In August, I will be beginning my Bachelor’s level year-long field experience. While at community college, I completed an Associate’s level semester-long internship at a foster care and adoption agency, and it was  a wonderful experience to have prior to my BSW internship. Because of this, I now have a better idea of what I, as a student and social worker, would like to accomplish and achieve throughout my senior year practicum.

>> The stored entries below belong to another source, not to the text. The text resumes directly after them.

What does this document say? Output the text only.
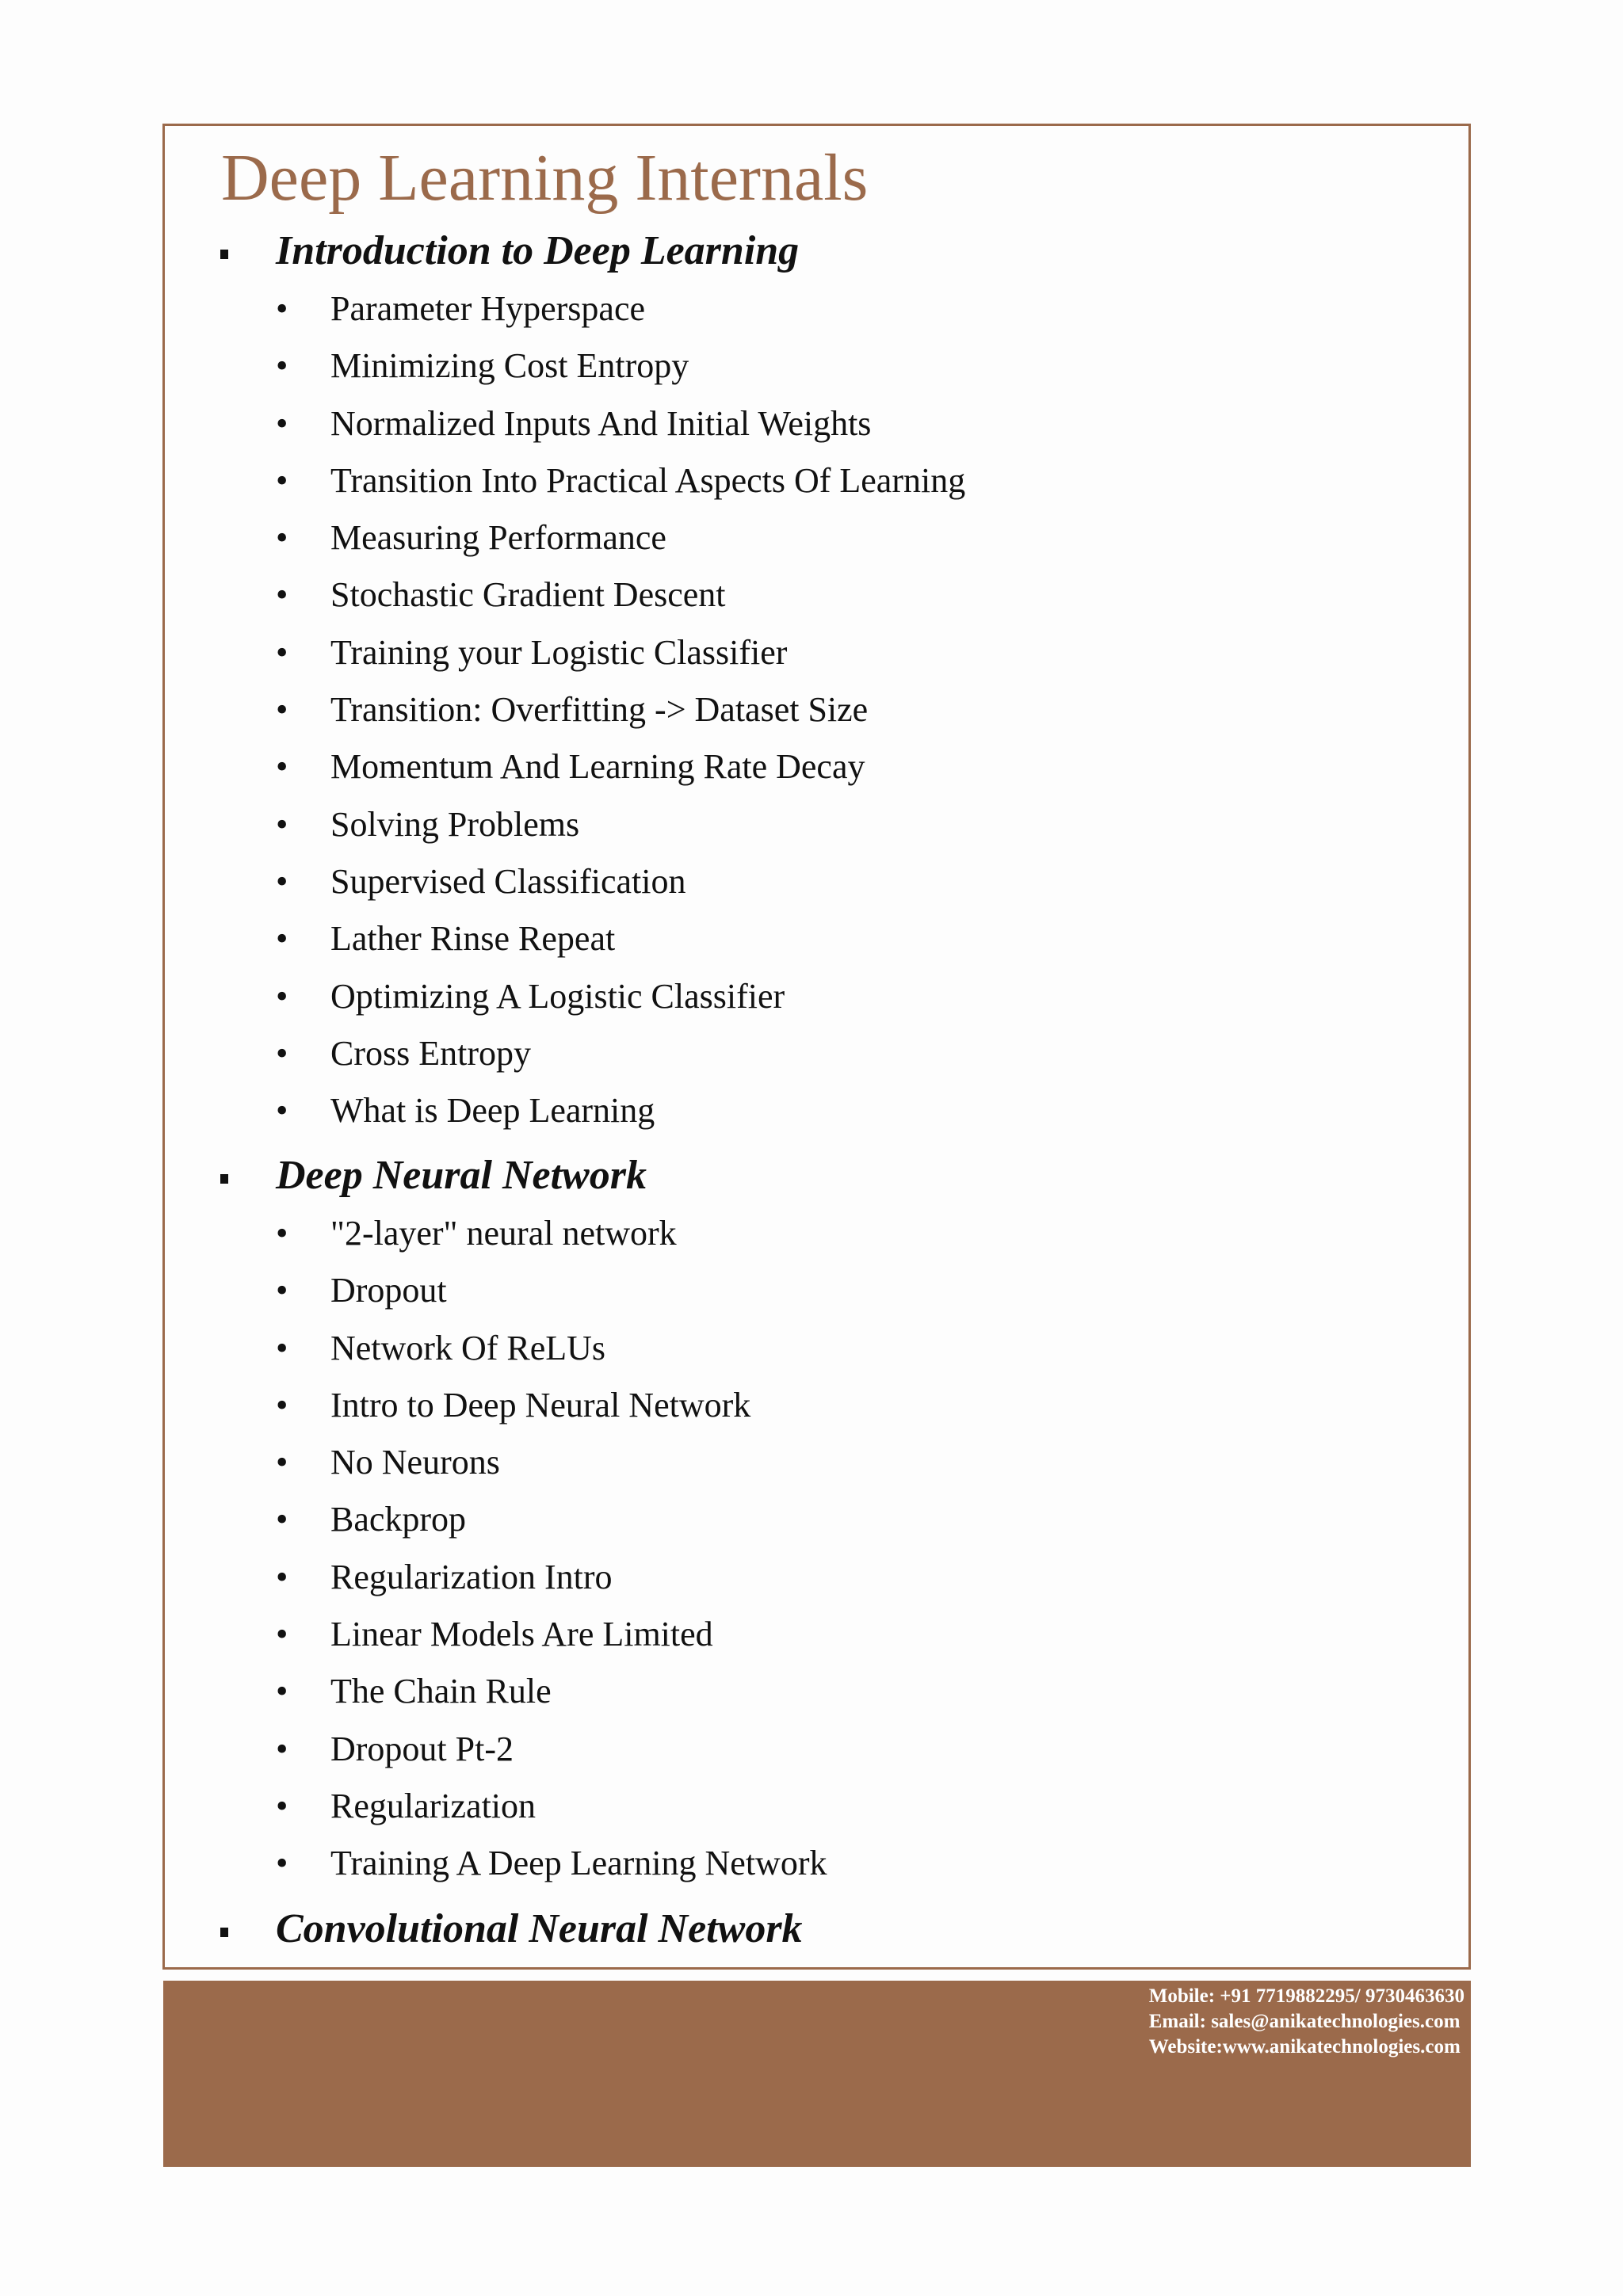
Deep Learning Internals
Introduction to Deep Learning
• Parameter Hyperspace
• Minimizing Cost Entropy
• Normalized Inputs And Initial Weights
• Transition Into Practical Aspects Of Learning
• Measuring Performance
• Stochastic Gradient Descent
• Training your Logistic Classifier
• Transition: Overfitting -> Dataset Size
• Momentum And Learning Rate Decay
• Solving Problems
• Supervised Classification
• Lather Rinse Repeat
• Optimizing A Logistic Classifier
• Cross Entropy
• What is Deep Learning
Deep Neural Network
• "2-layer" neural network
• Dropout
• Network Of ReLUs
• Intro to Deep Neural Network
• No Neurons
• Backprop
• Regularization Intro
• Linear Models Are Limited
• The Chain Rule
• Dropout Pt-2
• Regularization
• Training A Deep Learning Network
Convolutional Neural Network
Mobile: +91 7719882295/ 9730463630
Email: sales@anikatechnologies.com
Website:www.anikatechnologies.com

I hope this will aid my fellow students as we all begin this intern journey together!

  1. Expand my professional and work-casual wardrobe, because it is LACKING and I am ill-prepared for getting on the floor to play with kids, and going to court hearings, all while looking normal and not too over-the-top.
  2. Be aware of textbook information and ACTUALLY practice it with clients and coworkers.
  3. Don’t be bitter about feedback – It is a learning experience meant for growth and knowledge expansion.
  4. Understand the specifics of the organization I am at, in terms of specific paperwork and policy, and perhaps make improvements if they need to be more inclusive of individuals.
  5. Grow in my knowledge of Spanish, and the terms most needed for social work in this geographical location.
  6. Understand and become adequate (or hopefully more than adequate) at conducting various trauma-therapy sessions and practices.
  7. Practice writing case notes, progress notes, etc. for clients, and get a format down that could potentially be translated into a form or template.
  8. Find a work-school-intern-life balance, and practice self-care on a daily basis, even if it is simply with small things (such as taking five minutes to journal or read a non-social work book).
  9. Understand the funding and policy of this and similar organizations, and how macro-level work influences daily practice.
  10. Learn how to quickly build rapport with children and adolescents of an older age. I say this because I have extensive experience with younger children, but tend to struggle building relationships and connecting with teenagers (particularly teenage girls funny enough, considering I am a female of only 20 years).
  11. Utilize weekly supervision for practical advice and encouragement in order to effectively and efficiently evolve as a social worker.
  12. Build professional connections with other social workers, as well as various professionals linked in the social welfare community, of whom are vitally important in the care and support of clients.
  13. Learn and attempt to separate myself from the work, and not take it home with me. Again, practice self-care so as to understand how to healthily avoid burnout and overwhelm.
  14. Have fun! This is a great experience, and one that you should not take lightly as it plays an important role in furthering your career and education. But don’t forget that your coworkers and clients are human, and it is OKAY to laugh, form meaningful relationships, and genuinely have a joyous time! After all, this is the social work field, and if you can’t laugh about a situation, you might cry.